Al centro della polemica, la replica della Funzione Pubblica di Cgil alle dichiarazioni dell’amministratore delegato di Sea-S, Stefano Valle, accusato dal sindacato di aver fornito una ricostruzione non corretta dei rapporti con le organizzazioni dei lavoratori.
Una presa di posizione che riaccende il confronto sul tema della sicurezza degli operatori e sull’organizzazione del servizio, in un contesto già segnato da tensioni e criticità sul fronte del decoro urbano.

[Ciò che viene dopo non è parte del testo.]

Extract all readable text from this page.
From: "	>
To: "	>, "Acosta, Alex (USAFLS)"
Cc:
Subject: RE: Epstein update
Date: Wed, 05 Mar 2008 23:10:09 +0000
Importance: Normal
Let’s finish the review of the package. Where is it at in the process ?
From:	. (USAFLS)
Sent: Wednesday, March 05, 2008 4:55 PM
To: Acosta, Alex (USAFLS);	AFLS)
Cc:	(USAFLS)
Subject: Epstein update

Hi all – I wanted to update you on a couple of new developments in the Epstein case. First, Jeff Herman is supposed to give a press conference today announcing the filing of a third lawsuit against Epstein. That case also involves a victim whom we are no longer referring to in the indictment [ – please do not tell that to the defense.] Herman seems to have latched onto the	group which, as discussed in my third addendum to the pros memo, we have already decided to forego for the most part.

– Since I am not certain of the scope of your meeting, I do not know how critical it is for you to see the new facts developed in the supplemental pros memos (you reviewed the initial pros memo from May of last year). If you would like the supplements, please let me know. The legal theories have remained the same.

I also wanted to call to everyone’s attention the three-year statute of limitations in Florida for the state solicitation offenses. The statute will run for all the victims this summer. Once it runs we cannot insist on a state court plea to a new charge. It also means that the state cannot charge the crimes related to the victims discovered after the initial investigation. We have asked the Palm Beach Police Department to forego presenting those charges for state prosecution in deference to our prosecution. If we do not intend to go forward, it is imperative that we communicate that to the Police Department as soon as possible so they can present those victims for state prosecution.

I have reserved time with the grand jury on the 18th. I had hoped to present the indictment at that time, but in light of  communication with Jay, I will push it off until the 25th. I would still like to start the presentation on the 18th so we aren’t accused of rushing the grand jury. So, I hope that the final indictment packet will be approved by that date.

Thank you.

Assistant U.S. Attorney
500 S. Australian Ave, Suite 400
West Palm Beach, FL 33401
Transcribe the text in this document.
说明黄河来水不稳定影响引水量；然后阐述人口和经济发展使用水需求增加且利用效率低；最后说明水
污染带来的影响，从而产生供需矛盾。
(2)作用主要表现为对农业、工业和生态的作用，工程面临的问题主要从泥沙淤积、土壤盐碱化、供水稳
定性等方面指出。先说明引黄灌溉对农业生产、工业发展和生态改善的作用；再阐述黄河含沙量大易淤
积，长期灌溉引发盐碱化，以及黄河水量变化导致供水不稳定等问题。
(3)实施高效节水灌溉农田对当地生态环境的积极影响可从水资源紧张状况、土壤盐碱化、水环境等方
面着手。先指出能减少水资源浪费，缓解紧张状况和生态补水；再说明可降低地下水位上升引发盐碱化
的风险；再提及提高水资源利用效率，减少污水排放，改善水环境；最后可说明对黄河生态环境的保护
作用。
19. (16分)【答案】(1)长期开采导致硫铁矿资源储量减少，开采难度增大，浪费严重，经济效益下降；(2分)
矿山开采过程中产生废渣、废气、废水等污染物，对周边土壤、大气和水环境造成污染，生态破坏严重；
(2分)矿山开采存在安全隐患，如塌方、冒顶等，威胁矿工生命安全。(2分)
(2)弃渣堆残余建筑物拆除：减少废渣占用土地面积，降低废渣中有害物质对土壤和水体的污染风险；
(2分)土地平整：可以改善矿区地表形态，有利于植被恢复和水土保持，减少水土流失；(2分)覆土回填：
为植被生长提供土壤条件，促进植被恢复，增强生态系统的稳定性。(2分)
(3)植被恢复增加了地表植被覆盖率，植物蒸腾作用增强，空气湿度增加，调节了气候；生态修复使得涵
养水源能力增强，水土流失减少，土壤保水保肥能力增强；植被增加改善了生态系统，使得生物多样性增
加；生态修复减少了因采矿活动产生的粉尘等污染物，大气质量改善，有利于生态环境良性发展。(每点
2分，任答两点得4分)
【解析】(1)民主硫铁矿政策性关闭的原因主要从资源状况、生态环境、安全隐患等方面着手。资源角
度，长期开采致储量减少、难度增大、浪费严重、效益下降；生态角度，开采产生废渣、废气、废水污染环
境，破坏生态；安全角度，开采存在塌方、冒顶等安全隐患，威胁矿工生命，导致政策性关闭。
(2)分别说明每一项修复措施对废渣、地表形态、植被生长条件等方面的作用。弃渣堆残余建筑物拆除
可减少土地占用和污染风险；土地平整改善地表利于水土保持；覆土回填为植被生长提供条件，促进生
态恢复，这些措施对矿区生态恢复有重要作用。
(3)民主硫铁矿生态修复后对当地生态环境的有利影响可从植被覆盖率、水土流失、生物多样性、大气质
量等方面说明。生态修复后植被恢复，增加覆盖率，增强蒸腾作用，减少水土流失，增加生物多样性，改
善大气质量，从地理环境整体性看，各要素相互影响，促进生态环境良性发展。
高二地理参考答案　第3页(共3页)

In una nota, infatti, il sindacato interviene duramente per chiarire la propria posizione, respingendo l’idea di aver condiviso le scelte aziendali sugli organici e sul piano industriale: “Desideriamo replicare alla non inaspettata presa di posizione dell’ad Stefano Valle il quale non si lascia quasi mai scappare l’occasione di provare a screditare il sindacato (parliamo per la Cgil) affermando che sei mesi fa si sarebbe tenuto un incontro con il quale i sindacati avrebbero benedetto - perché così vuol fare apparire quell’evento il dottor Valle - l’attuale organico e il piano industriale. Bene, facciamo chiarezza: un incontro è avvenuto circa quattro mesi fa nelle stanze comunali per volere del sindaco e dell’assessore nel quale la Cgil ha duramente criticato l’operato dell’azienda e in particolar modo quello relativo all’organizzazione del lavoro e al fatto che a nostro giudizio il personale risulta essere insufficiente; l’oggetto della convocazione di quella riunione era quello di sollecitare e richiamare la società ad attivarsi nell’immediato per far fronte al problema degli abbandoni e al decoro della città perché anche lo spazzamento era risultato insufficiente, tanto che il primo cittadino aveva dato un vero e proprio ultimatum al dottor Valle & Co.; per dovere di cronaca, nel mese di gennaio, stando a quanto emerso in quell’incontro, gli abbandoni erano sui 4000 kg al giorno e se oggi sono saliti fino a 5000 kg è evidente che il problema non è stato risolto”.
La Fp Cgil ribadisce quindi di non aver mai condiviso le scelte aziendali, sottolineando come le criticità segnalate allora restino tuttora irrisolte: “Non sappiamo con quale sindacato Sea-S abbia condiviso gli equilibri raggiunti, di sicuro non lo ha fatto con la Fp Cgil che a questo punto, vista la scarsa memoria, ribadisce in pieno quanto asserito nell’articolo a difesa dei lavoratori aggrediti. Il nostro obiettivo è stato principalmente quello di provare a sensibilizzare la cittadinanza affinché non sfoghi il malcontento determinato da disservizi o altro, perché il rispetto del lavoro è il primo passo per garantire l’ambiente ed efficienza operativa”.